I don't think any of the Democrats who voted for the IWR (except Lieberman) were voting for the neo-con proposition that the US should invade an Arab country that posed no threat, merely to show dominance and extend influence. Their votes were wrong, but not neo-con.
Bill Clinton declared war on Iraq in 1998 (in terms of international law, bombing a nation is a declaration of war whether Congress is consulted or not) because he believed in the WMD threat. Having had the highest possible security clearance for many years, he thought he had good reason to believe in the WMD threat. And in September 2002 he continued to believe in the WMD threat. Having himself used force to counter the WMD threat, there was no reason to think he would oppose more selective bombings of "WMD facilities."
Bill Clinton was a WMD true-believer, but I cannot see that he favored invading Iraq. In early 2003 he saw himself as a broker working to avoid he invasion. One can say that was stupid, but it doesn't make him a supporter of the invasion. Bill Clinton was fixated on the problem of getting Iraq to disarm, and convinced there were arms to disarm, and slow to recognize that Bush was a greater danger than Iraq. And, because Clinton believed in the WMD (based on the US intel consensus that existed during his presidency), he thought it was possible to get Iraq to disarm. He did not understand that Iraq couldn't possibly prevent war because they had no arms to give up.

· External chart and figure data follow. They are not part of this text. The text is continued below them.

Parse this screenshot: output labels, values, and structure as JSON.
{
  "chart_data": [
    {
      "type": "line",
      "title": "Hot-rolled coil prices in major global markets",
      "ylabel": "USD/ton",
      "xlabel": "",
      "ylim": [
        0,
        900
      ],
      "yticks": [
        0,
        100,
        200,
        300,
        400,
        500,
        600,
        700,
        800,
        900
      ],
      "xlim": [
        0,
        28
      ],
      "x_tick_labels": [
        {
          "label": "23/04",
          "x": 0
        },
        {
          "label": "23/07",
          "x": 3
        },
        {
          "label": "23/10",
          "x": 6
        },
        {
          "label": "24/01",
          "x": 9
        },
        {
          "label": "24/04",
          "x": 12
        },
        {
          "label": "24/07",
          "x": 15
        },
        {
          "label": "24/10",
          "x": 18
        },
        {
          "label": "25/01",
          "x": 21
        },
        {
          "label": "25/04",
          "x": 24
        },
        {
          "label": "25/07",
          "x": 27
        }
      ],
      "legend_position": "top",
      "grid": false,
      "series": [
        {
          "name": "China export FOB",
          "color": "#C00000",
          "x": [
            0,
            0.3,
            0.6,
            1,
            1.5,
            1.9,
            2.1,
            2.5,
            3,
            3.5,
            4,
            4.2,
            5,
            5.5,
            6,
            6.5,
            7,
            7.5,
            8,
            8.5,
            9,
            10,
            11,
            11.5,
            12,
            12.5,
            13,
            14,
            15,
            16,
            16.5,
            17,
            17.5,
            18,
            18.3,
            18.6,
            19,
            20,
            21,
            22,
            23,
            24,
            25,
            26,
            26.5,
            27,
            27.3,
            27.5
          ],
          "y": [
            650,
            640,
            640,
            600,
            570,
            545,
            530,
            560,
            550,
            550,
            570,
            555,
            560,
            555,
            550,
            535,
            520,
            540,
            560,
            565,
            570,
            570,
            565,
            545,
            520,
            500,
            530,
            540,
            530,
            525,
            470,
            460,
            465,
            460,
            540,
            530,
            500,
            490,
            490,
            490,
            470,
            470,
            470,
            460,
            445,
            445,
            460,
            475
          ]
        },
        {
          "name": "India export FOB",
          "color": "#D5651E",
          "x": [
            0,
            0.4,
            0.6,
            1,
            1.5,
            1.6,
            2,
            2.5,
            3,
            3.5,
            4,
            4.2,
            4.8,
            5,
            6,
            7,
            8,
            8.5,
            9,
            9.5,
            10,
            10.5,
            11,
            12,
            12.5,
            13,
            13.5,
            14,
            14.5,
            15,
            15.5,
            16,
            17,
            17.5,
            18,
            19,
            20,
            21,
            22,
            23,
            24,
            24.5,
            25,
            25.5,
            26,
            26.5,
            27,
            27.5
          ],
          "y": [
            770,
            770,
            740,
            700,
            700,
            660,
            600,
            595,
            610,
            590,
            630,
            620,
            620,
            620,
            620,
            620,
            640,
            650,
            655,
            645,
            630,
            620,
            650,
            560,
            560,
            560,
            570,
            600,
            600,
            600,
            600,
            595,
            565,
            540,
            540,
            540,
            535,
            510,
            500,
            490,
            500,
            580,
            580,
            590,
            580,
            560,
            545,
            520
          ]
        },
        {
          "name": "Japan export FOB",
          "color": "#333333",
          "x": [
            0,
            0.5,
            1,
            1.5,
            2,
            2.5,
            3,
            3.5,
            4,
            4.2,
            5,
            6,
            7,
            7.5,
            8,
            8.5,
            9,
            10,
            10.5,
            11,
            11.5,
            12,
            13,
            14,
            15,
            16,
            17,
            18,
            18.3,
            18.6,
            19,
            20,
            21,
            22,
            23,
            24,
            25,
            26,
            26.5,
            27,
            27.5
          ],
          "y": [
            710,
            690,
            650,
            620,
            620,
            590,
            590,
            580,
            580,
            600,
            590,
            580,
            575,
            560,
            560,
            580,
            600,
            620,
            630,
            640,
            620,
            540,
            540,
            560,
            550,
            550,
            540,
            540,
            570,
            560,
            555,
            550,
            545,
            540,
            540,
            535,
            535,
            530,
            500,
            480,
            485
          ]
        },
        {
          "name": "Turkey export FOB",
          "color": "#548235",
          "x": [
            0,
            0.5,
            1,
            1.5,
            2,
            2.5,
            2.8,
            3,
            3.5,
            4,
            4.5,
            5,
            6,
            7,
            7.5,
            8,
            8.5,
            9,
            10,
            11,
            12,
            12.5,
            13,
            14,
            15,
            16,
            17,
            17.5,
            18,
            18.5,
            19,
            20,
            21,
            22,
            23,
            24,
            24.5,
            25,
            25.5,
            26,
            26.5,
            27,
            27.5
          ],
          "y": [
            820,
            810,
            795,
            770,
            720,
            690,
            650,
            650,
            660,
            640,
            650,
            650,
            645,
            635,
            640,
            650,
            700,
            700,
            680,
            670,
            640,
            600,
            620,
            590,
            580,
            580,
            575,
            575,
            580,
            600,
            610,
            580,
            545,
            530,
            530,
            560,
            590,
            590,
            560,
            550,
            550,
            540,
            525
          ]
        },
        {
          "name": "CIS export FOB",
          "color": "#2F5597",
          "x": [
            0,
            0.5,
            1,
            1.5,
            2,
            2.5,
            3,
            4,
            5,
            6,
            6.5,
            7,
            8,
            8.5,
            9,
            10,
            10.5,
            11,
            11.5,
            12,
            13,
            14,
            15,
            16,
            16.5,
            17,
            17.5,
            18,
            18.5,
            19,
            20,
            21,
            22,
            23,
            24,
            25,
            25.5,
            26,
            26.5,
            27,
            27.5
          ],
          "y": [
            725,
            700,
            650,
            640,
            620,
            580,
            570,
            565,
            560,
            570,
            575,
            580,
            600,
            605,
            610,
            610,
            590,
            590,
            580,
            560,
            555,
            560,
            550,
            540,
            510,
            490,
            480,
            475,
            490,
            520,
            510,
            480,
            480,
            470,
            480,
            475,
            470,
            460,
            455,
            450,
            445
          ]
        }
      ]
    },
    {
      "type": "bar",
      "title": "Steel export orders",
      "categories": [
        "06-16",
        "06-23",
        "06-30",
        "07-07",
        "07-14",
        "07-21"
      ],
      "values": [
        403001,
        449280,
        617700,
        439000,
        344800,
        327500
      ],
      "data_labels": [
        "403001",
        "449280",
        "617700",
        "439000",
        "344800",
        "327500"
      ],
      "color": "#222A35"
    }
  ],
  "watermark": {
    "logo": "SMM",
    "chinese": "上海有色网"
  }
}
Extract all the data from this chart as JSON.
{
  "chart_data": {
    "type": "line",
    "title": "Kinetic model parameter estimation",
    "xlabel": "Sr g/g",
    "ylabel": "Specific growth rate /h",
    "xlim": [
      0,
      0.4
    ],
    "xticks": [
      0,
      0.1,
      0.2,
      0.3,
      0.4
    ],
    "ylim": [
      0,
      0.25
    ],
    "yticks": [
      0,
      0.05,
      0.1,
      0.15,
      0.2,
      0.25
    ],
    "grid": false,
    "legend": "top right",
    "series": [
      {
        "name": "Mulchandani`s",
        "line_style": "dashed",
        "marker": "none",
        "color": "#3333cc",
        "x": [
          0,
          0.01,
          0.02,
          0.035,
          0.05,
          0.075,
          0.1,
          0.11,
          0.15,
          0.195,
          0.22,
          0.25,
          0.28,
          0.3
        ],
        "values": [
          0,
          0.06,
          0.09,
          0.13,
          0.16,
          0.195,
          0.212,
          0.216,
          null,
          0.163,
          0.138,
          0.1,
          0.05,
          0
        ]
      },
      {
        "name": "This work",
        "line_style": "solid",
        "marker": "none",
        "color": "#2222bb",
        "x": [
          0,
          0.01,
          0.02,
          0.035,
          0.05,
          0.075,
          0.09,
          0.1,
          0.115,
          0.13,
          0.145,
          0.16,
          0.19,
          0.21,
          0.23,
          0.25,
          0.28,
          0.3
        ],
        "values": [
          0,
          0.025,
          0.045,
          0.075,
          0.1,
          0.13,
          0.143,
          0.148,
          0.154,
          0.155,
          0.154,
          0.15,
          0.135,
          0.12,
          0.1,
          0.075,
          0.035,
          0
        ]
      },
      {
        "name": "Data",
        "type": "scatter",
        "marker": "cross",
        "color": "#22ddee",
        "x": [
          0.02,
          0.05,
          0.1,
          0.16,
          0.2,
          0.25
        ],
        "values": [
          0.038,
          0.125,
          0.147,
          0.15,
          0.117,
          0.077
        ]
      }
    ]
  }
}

But Clinton did come to recognize, some time between the IWR and the invasion, that the Bush administration intended to invade whether there were WMD or not. He was wrong not to recognize that earlier, but he did figure it out a few months too late and he saw himself as a force for good trying to influence international machinations to prevent the invasion. Clinton seems to have believed that he could help Blair prevent the invasion. (Again, without knowing that Saddam couldn't comply because there was nothing to disclose):
In the face of the foot dragging, hawks in America have been pushing for an immediate attack on Iraq. Some of them want regime change for reasons other than disarmament, and, therefore, they have discredited the inspection process from the beginning; they did not want it to succeed. Because military action probably will require only a few days, they believe the world community will quickly unite on rebuilding Iraq as soon as Saddam is deposed.
http://www.guardian.co.uk/comment/story/0,3604,916233,00.html
This is not a defense of the Clinton's wisdom, merely noting that their ONLY mistake was misunderestimating Bush's sociopathy.
That is an immense mistake. It is not, however, support of the invasion as it came to pass in 2003. Hillary is truthful when she says her IWR vote was a vote for diplomacy. That is what was in her mind. And Bill Clinton's mind. And Joe Biden and John Edwards and Chris Dodd's mind. And John Kerry's mind... as he said, "I didn't expect Bush to fuck it up so badly."
So talk abut who supported the Iraq War should be narrowed to its pertinent dimensions. The Senate Democrats who voted for the IWR were bamboozled. They were dumb. They misread the situation and misread the players. But they did not support the idea of
invading Iraq even after it was demonstrated that Iraq posed no threat to the US.The fairest criticism of Bill and Hillary (and all the others) is that they grossly overestimated their own ability to play the system. They thought they could call Bush's bluff, because they thought Bush was a reckless poker player, rather than a serial killer. An immense and tragic error. But I see no reason to think that Kerry or Clinton or all the others actually favored removing the inspectors again and invading and occupying Iraq in 2003. (No more than Neville Chamberlain believed Hitler would invade Poland.) They were not pro-war for the sake of war. They didn't favor killing a bunch of people for the sheer hell of it.
The difference between first-degree murder and negligent homicide doesn't matter much to the victims, but it makes a difference in how we view the perpetrators.